İnönü’s response to the post-war world was to adopt multi-partyism. The Democrat Party was allowed to form under Adnan Menderes, who had been a member of the short-lived Free Republican Party and then a CHP deputy, and former prime minister Celâl Bayar. The DP contested the 1946 election, which was not all fully free and fair, but came to power in a more properly conducted election in 1950. Bayâr became President and Menderes became Prime Minister. This worked more as the Turkish constitution suggested than when the CHP was the only party in the national assembly. The result was that Menderes was the decision making person.

This political opening up helped Turkey into the Council of Europe (the grouping of European democracies) in 1949 and made it eligible for Marshall Aid under İnönü. Under Menderes, Turkey joined NATO in 1952. Acceptance into NATO was helped by substantial Turkish participation in the Korean War. The participation of conscript peasant soliders from Anatolia is still remembered in folk songs.

All these ways in which Turkey was acknowledged as part of the community of European democracies took place simultaneously for Greece, so the countries were taken as a pair during this period. The peaceful transfer of power through election from İnönü and the CHP to Menderes and the DP was the first such occasion in Turkish and Ottoman history. Some have seen İnönü as ‘only’ responding to US pressure and therefore denied him credit. This has, in the past, been the default position of most Turkish liberals though I believe that the latest historical work shows that İnönü was much more of an active enthusiast for the transition to genuine elections. On this matter, and others, it looks like time for the default ‘liberal’ position to change.

In any case, the whole idea that İnönü only responded to pressure is unsatisfactory. Of course he made his decision in a context of international balances of power of the time. Others made different decisions. In Spain, for instance, Francisco Franco stuck to ultra-conservative, Fascist-influenced dictatorship, accepting US military bases and continuing previous valuable trading relations. In Portugal, the corporatist dictatorship of António de Oliveira Salazar joined NATO after the adoption of an absurd imitation of party pluralism, with a purely token licensed opposition. Spain and Portugal were not aid recipients, but were able to get considerable trade advantages from the differing deals they made to associate with North Atlantic democracies. İnönü could have found ways to stay in power for ever, but did not.

There were limits to İnönü’s moves towards political pluralism and it was certainly not the ideal process. To some degree, it was one part of the CHP agreeing to the demands of the other part (which left to form DP) to have its turn in power after the current, most favourable to state-led joint secularism and modernity had been in power for so long. More on the DP in the next post.

Returning to İnönü’s rule after the war, the left became victims after a period relative tolerance in the latter years of World War Two, when it looked like the western allies would win in alliance with the US, so the Turkish state showed more tolerance of leftists and less of pan-Turkish nationalists who had the most tolerance of Fascism and Nazism (there has never been a self-identified fascist or national socialist political movement in Turkey).

Not only did İnönü oppress leftist groups outside the CHP as he moved towards genuinely contested elections, he identified left-Kemalist loyalists to the regime as communists who needed to be purged.
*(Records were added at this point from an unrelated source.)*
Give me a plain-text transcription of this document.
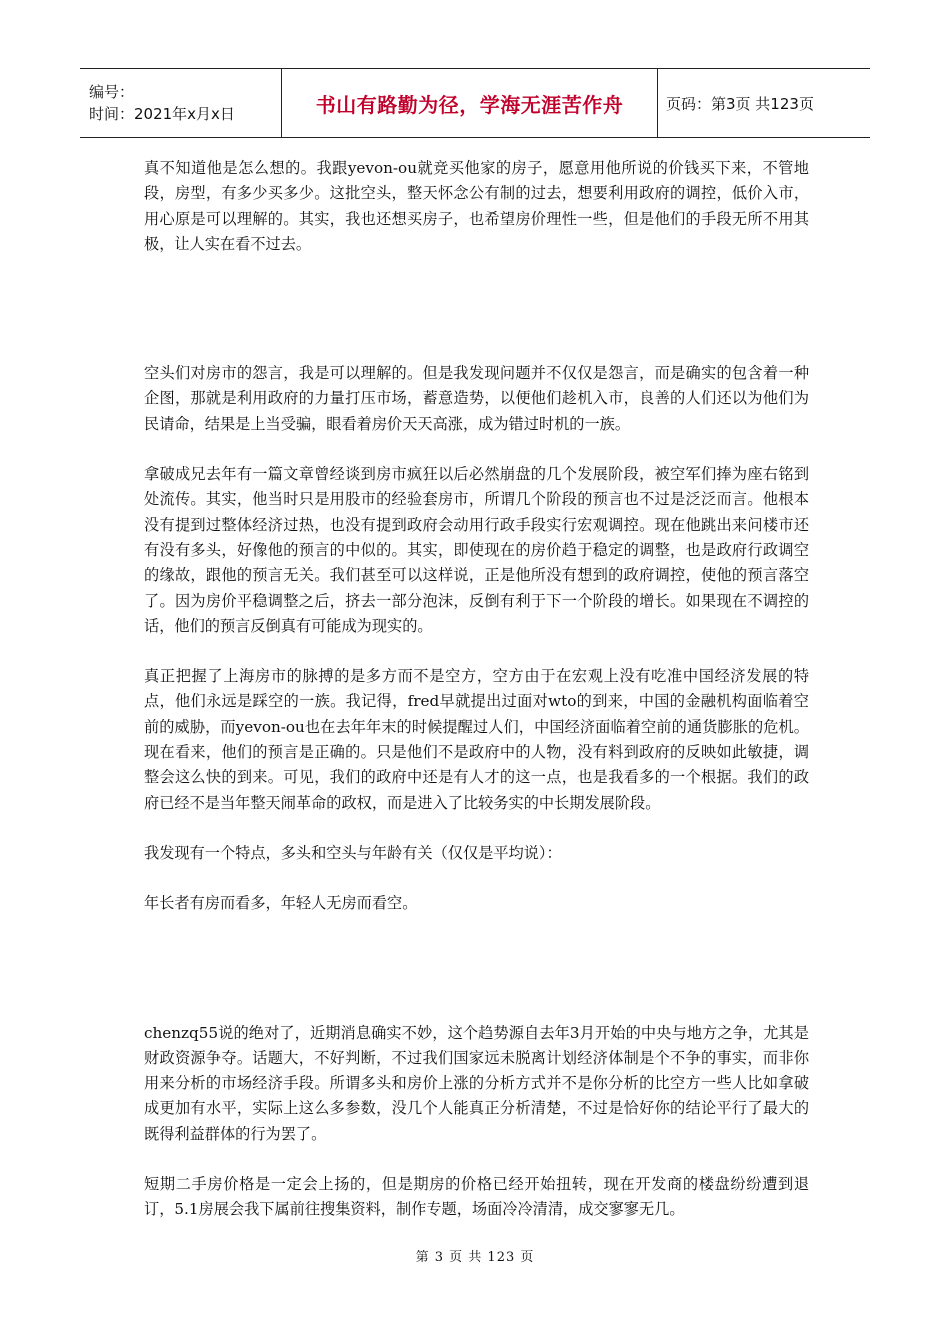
编号：
时间：2021年x月x日	书山有路勤为径，学海无涯苦作舟	页码：第3页 共123页

真不知道他是怎么想的。我跟yevon-ou就竞买他家的房子，愿意用他所说的价钱买下来，不管地段，房型，有多少买多少。这批空头，整天怀念公有制的过去，想要利用政府的调控，低价入市，用心原是可以理解的。其实，我也还想买房子，也希望房价理性一些，但是他们的手段无所不用其极，让人实在看不过去。

空头们对房市的怨言，我是可以理解的。但是我发现问题并不仅仅是怨言，而是确实的包含着一种企图，那就是利用政府的力量打压市场，蓄意造势，以便他们趁机入市，良善的人们还以为他们为民请命，结果是上当受骗，眼看着房价天天高涨，成为错过时机的一族。

拿破成兄去年有一篇文章曾经谈到房市疯狂以后必然崩盘的几个发展阶段，被空军们捧为座右铭到处流传。其实，他当时只是用股市的经验套房市，所谓几个阶段的预言也不过是泛泛而言。他根本没有提到过整体经济过热，也没有提到政府会动用行政手段实行宏观调控。现在他跳出来问楼市还有没有多头，好像他的预言的中似的。其实，即使现在的房价趋于稳定的调整，也是政府行政调空的缘故，跟他的预言无关。我们甚至可以这样说，正是他所没有想到的政府调控，使他的预言落空了。因为房价平稳调整之后，挤去一部分泡沫，反倒有利于下一个阶段的增长。如果现在不调控的话，他们的预言反倒真有可能成为现实的。

真正把握了上海房市的脉搏的是多方而不是空方，空方由于在宏观上没有吃准中国经济发展的特点，他们永远是踩空的一族。我记得，fred早就提出过面对wto的到来，中国的金融机构面临着空前的威胁，而yevon-ou也在去年年末的时候提醒过人们，中国经济面临着空前的通货膨胀的危机。现在看来，他们的预言是正确的。只是他们不是政府中的人物，没有料到政府的反映如此敏捷，调整会这么快的到来。可见，我们的政府中还是有人才的这一点，也是我看多的一个根据。我们的政府已经不是当年整天闹革命的政权，而是进入了比较务实的中长期发展阶段。

我发现有一个特点，多头和空头与年龄有关（仅仅是平均说）：

年长者有房而看多，年轻人无房而看空。

chenzq55说的绝对了，近期消息确实不妙，这个趋势源自去年3月开始的中央与地方之争，尤其是财政资源争夺。话题大，不好判断，不过我们国家远未脱离计划经济体制是个不争的事实，而非你用来分析的市场经济手段。所谓多头和房价上涨的分析方式并不是你分析的比空方一些人比如拿破成更加有水平，实际上这么多参数，没几个人能真正分析清楚，不过是恰好你的结论平行了最大的既得利益群体的行为罢了。

短期二手房价格是一定会上扬的，但是期房的价格已经开始扭转，现在开发商的楼盘纷纷遭到退订，5.1房展会我下属前往搜集资料，制作专题，场面冷冷清清，成交寥寥无几。

第 3 页 共 123 页
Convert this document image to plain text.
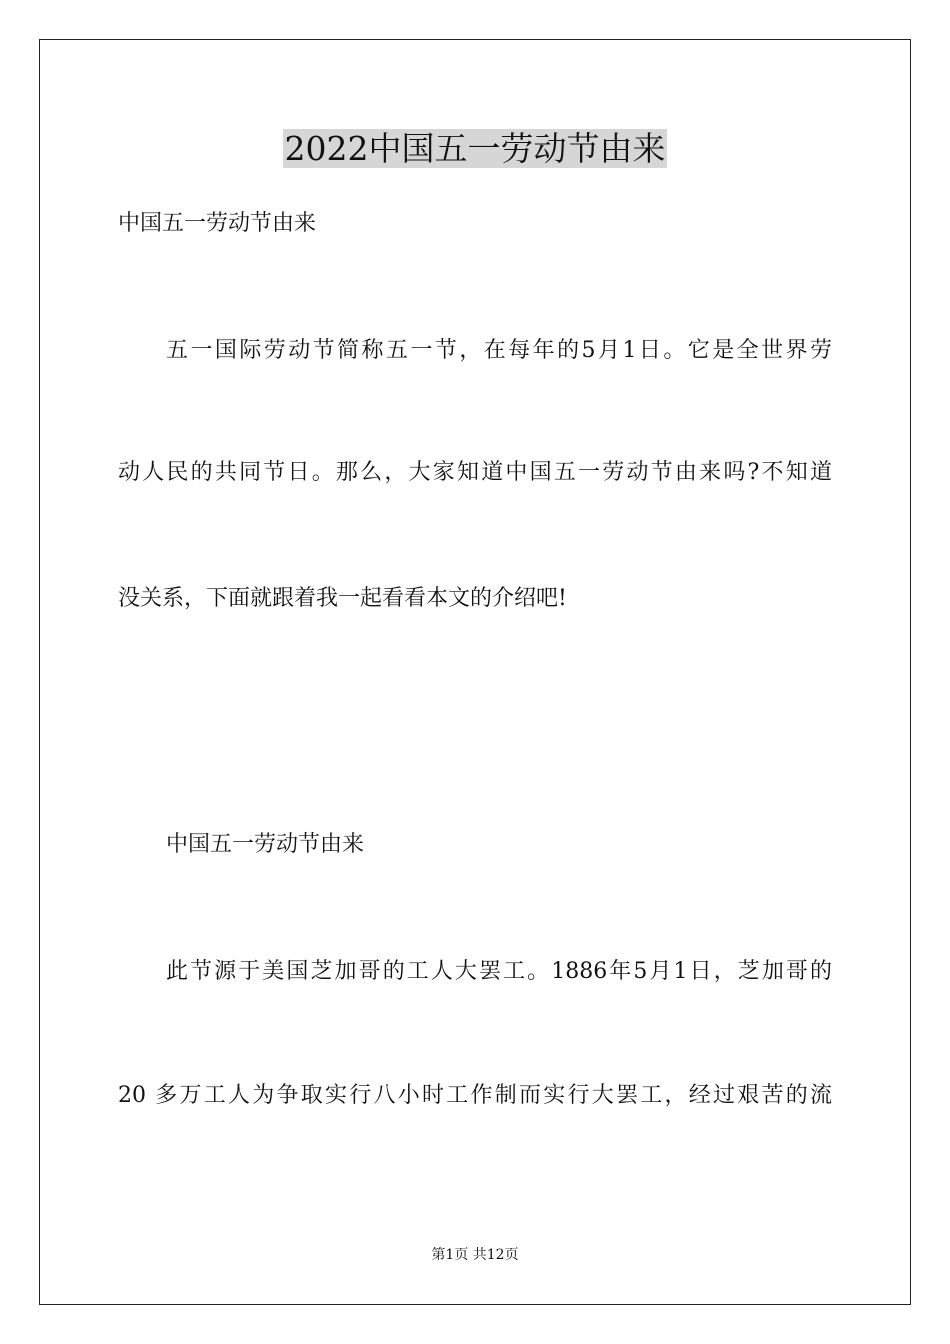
2022中国五一劳动节由来

中国五一劳动节由来

五一国际劳动节简称五一节，在每年的5月1日。它是全世界劳

动人民的共同节日。那么，大家知道中国五一劳动节由来吗?不知道

没关系，下面就跟着我一起看看本文的介绍吧!

中国五一劳动节由来

此节源于美国芝加哥的工人大罢工。1886年5月1日，芝加哥的

20 多万工人为争取实行八小时工作制而实行大罢工，经过艰苦的流

第1页 共12页
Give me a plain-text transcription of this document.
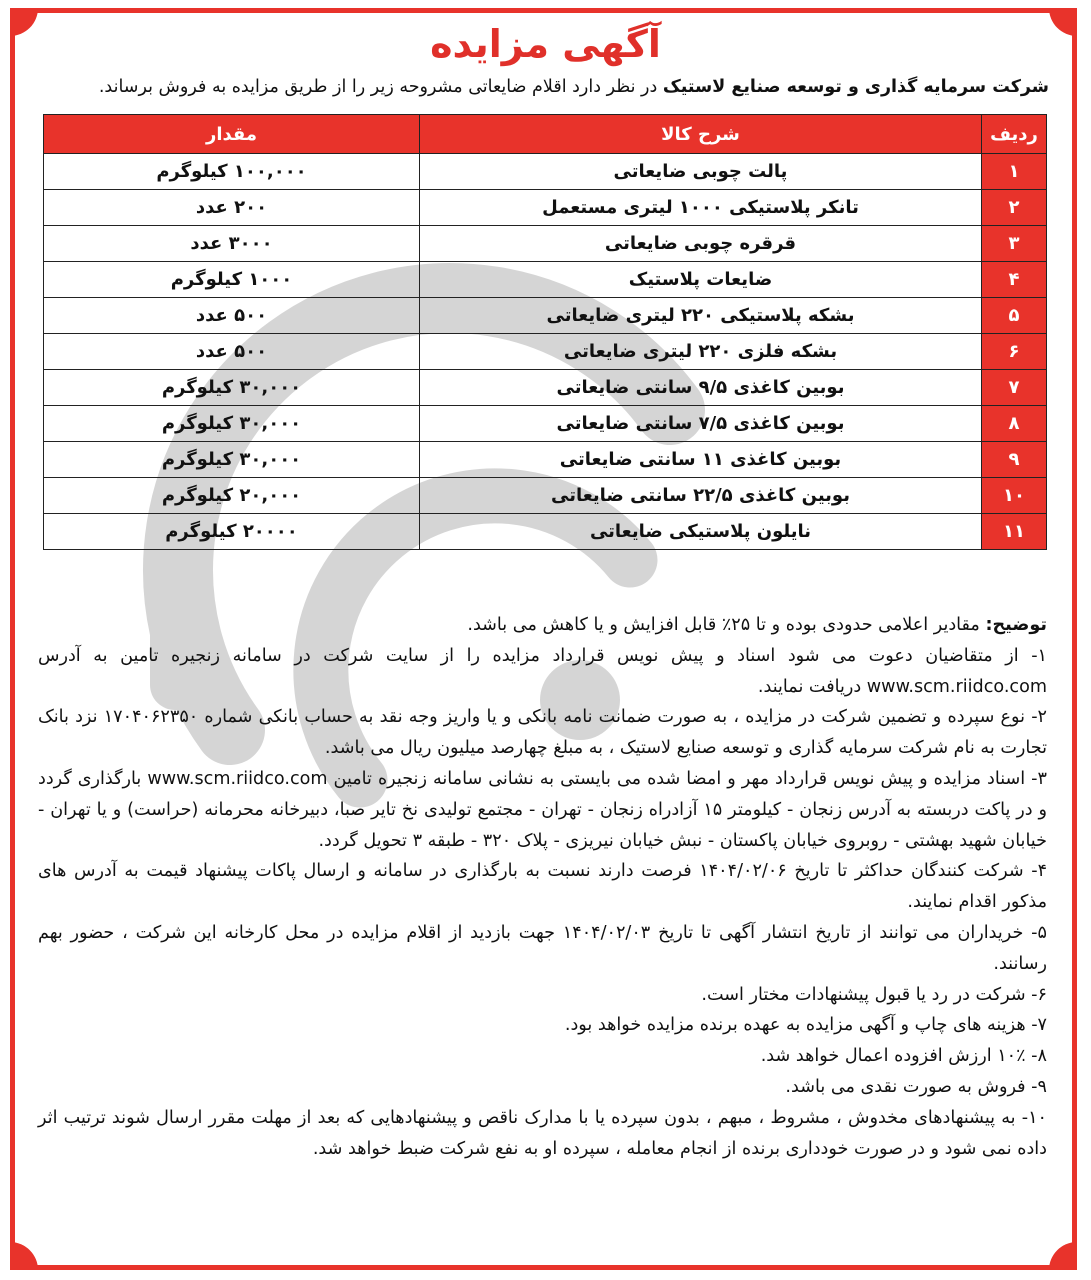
آگهی مزایده
شرکت سرمایه گذاری و توسعه صنایع لاستیک در نظر دارد اقلام ضایعاتی مشروحه زیر را از طریق مزایده به فروش برساند.
ردیف	شرح کالا	مقدار
۱	پالت چوبی ضایعاتی	۱۰۰,۰۰۰ کیلوگرم
۲	تانکر پلاستیکی ۱۰۰۰ لیتری مستعمل	۲۰۰ عدد
۳	قرقره چوبی ضایعاتی	۳۰۰۰ عدد
۴	ضایعات پلاستیک	۱۰۰۰ کیلوگرم
۵	بشکه پلاستیکی ۲۲۰ لیتری ضایعاتی	۵۰۰ عدد
۶	بشکه فلزی ۲۲۰ لیتری ضایعاتی	۵۰۰ عدد
۷	بوبین کاغذی ۹/۵ سانتی ضایعاتی	۳۰,۰۰۰ کیلوگرم
۸	بوبین کاغذی ۷/۵ سانتی ضایعاتی	۳۰,۰۰۰ کیلوگرم
۹	بوبین کاغذی ۱۱ سانتی ضایعاتی	۳۰,۰۰۰ کیلوگرم
۱۰	بوبین کاغذی ۲۲/۵ سانتی ضایعاتی	۲۰,۰۰۰ کیلوگرم
۱۱	نایلون پلاستیکی ضایعاتی	۲۰۰۰۰ کیلوگرم

توضیح: مقادیر اعلامی حدودی بوده و تا ۲۵٪ قابل افزایش و یا کاهش می باشد.

۱- از متقاضیان دعوت می شود اسناد و پیش نویس قرارداد مزایده را از سایت شرکت در سامانه زنجیره تامین به آدرس www.scm.riidco.com دریافت نمایند.

۲- نوع سپرده و تضمین شرکت در مزایده ، به صورت ضمانت نامه بانکی و یا واریز وجه نقد به حساب بانکی شماره ۱۷۰۴۰۶۲۳۵۰ نزد بانک تجارت به نام شرکت سرمایه گذاری و توسعه صنایع لاستیک ، به مبلغ چهارصد میلیون ریال می باشد.

۳- اسناد مزایده و پیش نویس قرارداد مهر و امضا شده می بایستی به نشانی سامانه زنجیره تامین www.scm.riidco.com بارگذاری گردد و در پاکت دربسته به آدرس زنجان - کیلومتر ۱۵ آزادراه زنجان - تهران - مجتمع تولیدی نخ تایر صبا، دبیرخانه محرمانه (حراست) و یا تهران - خیابان شهید بهشتی - روبروی خیابان پاکستان - نبش خیابان نیریزی - پلاک ۳۲۰ - طبقه ۳ تحویل گردد.

۴- شرکت کنندگان حداکثر تا تاریخ ۱۴۰۴/۰۲/۰۶ فرصت دارند نسبت به بارگذاری در سامانه و ارسال پاکات پیشنهاد قیمت به آدرس های مذکور اقدام نمایند.

۵- خریداران می توانند از تاریخ انتشار آگهی تا تاریخ ۱۴۰۴/۰۲/۰۳ جهت بازدید از اقلام مزایده در محل کارخانه این شرکت ، حضور بهم رسانند.

۶- شرکت در رد یا قبول پیشنهادات مختار است.

۷- هزینه های چاپ و آگهی مزایده به عهده برنده مزایده خواهد بود.

۸- ۱۰٪ ارزش افزوده اعمال خواهد شد.

۹- فروش به صورت نقدی می باشد.

۱۰- به پیشنهادهای مخدوش ، مشروط ، مبهم ، بدون سپرده یا با مدارک ناقص و پیشنهادهایی که بعد از مهلت مقرر ارسال شوند ترتیب اثر داده نمی شود و در صورت خودداری برنده از انجام معامله ، سپرده او به نفع شرکت ضبط خواهد شد.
This was at least in part to gain favour in the US by presenting himself as the main enemy of a real communist threat. Left-Kemalist academics who lost their university jobs at the time included Neyazi Berkes, the most notable Kemalist intellectual of any kind, who went onto an academic career in the west. Measures against left groups outside the CHP included using a religious conservative gang to smash the printing presses of a left newspaper. The willingness of the state to tolerate, and even promote, illegal violence by far right groups supposed threats to the regime and has been a frequent occurrence ever since.